Selain itu, Dasco juga berterima kasih kepada Komisi III DPR RI dan masyarakat atas masukan dalam RKUHP itu.
Beberapa pasal kontoversial dalam RKUHP yang hingga kini masih menjadi seruan untuk menolak pengesahan RKUHP adalah soal pasal penghinaan terhadap presiden.
Ketentuan pidana tersebut dituangkan dalam pasal 218. Pelaku diancam hukuman tiga tahun penjara. Pasal ini merupakan delik aduan.
Bagian penjelasan pasal itu menyebut menyerang kehormatan adalah perbuatan yang merendahkan atau merusak nama baik atau harga diri. Perbuatan menista atau memfitnah masuk dalam kategori itu.
Berikutnya pasal soal makar. Di pasal 192 menyatakan bahwa setiap orang yang melakukan makar dengan maksud supaya sebagian atau seluruh wilayah NKRI jatuh kepada kekuasaan asing atau untuk memisahkan diri dari NKRI dipidana dengan pidana mati, pidana penjara seumur hidup, atau pidana penjara maksimal 20 tahun.
Baca juga: Soroti Jumlah Anggota DPR yang Hadiri Pengesahan RKUHP, Formappi: Hanya Anggap Pasal Main-main?
Pasal 193 ayat (1) mengatur setiap orang yang melakukan makar dengan maksud menggulingkan pemerintah, dipidana dengan pidana penjara paling lama 12 tahun. Sementara itu, Pasal 193 ayat (2) menyatakan pemimpin atau pengatur makar dipidana dengan pidana penjara maksimal 15 tahun.
Ada juga pasa mengenai penghinaan lembaga negara di pasal 349 dan merupakan delik aduan dengan ancaman hukuman 1,5 tahun penjara hukuman bisa diperberat apabila penghinaan dilakukan melalui media sosial.
Pasal 256 mengenai ancaman pidana bagi penyelenggara unjuk rasa tanpa adanya pemberitahuan terlebih dahulu dengan ancaman hukuman enam bulan penjara.

Ada juga aturan mengenai berita bohong.

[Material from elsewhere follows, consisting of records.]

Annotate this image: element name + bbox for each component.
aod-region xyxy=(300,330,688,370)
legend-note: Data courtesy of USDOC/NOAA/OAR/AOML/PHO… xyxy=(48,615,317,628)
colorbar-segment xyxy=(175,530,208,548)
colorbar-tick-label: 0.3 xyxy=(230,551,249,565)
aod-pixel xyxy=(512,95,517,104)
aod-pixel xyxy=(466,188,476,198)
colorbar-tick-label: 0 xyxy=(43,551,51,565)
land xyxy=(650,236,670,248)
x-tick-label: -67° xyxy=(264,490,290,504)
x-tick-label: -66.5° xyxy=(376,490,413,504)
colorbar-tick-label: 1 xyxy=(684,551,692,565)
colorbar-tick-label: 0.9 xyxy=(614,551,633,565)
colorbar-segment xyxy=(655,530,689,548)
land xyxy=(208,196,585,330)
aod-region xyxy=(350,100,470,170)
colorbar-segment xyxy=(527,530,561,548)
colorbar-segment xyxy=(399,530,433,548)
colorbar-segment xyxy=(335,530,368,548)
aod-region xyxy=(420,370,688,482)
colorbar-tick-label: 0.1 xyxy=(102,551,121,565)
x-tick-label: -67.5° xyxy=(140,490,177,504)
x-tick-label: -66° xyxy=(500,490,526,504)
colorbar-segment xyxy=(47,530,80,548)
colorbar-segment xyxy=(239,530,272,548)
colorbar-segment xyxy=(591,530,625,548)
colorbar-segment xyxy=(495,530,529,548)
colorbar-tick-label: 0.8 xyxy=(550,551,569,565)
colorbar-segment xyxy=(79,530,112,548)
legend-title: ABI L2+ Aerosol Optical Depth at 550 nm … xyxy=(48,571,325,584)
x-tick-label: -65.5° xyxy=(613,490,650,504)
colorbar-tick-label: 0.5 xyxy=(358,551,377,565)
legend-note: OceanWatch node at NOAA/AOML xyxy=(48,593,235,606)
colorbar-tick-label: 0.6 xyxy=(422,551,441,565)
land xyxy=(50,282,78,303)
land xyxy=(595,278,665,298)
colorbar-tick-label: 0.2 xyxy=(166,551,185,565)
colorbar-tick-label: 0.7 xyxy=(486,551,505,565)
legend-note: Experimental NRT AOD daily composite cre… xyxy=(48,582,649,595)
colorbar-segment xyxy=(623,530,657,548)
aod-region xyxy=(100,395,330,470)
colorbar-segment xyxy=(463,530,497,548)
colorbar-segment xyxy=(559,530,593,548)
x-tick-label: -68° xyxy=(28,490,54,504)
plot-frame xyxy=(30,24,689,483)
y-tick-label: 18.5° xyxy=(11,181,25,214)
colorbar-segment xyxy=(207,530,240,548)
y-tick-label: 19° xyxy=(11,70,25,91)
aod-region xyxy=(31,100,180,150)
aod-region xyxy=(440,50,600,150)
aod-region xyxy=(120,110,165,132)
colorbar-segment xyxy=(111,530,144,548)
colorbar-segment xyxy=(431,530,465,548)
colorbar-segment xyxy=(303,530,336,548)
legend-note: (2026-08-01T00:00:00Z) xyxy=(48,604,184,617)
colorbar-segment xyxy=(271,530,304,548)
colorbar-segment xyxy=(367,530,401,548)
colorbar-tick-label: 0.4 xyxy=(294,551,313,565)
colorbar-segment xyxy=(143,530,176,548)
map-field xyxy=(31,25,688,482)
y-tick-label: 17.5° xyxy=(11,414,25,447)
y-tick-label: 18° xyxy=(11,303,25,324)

Pasal ini, dapat menyasar pers atau pekerja media.
Pada Pasal 263 Ayat 1 dijelaskan bahwa seseorang yang menyiarkan atau menyebarluaskan berita atau pemberitahuan padahal diketahuinya bahwa berita atau pemberitahuan tersebut bohong yang mengakibatkan kerusuhan dapat dipenjara paling lama 6 tahun atau denda Rp 500 juta.
Aturan yang paling menjadi perhatian di RKUHP adalah soal hukuman koruptor. Dalam naskah terbaru, tindak pidana korupsi diatur pada Pasal 603. Pada Pasal tersebut dijelaskan koruptor paling sedikit dipenjara selama dua tahun dan maksimal 20 tahun.
Selain itu, koruptor juga dapat dikenakan denda paling sedikit kategori II atau Rp10 juta dan paling banyak Rp2 miliar.
Pidana penjara pada RKUHP itu lebih rendah atau mengalami penurunan dari ketentuan pidana penjara dalam Undang-undang Nomor 20/2001 tentang Pemberantasan Tindak Pidana Korupsi.
Pada Pasal 2 UU tersebut dijelaskan koruptor bisa mendapat pidana penjara paling singkat empat tahun dan paling lama 20 tahun.
Baca juga: RKUHP Resmi Disahkan, Ada 4 Perbuatan Pencurian dengan Kekerasan yang Terancam 12 Tahun Penjara
Tidak hanya itu, hukuman denda pun mengalami penurunan. Sebelumnya, dalam UU No 20/2001 koruptor didenda paling sedikit Rp200 juta.
Pidana kumpul kebo juga diatur di RKUHP terbaru. Hal itu diatur dalam Pasal 413 ayat (1) bagian keempat tentang Perzinaan. Dalam beleid tersebut, orang yang melakukan hubungan seks di luar pernikahan dapat diancam pidana penjara satu tahun.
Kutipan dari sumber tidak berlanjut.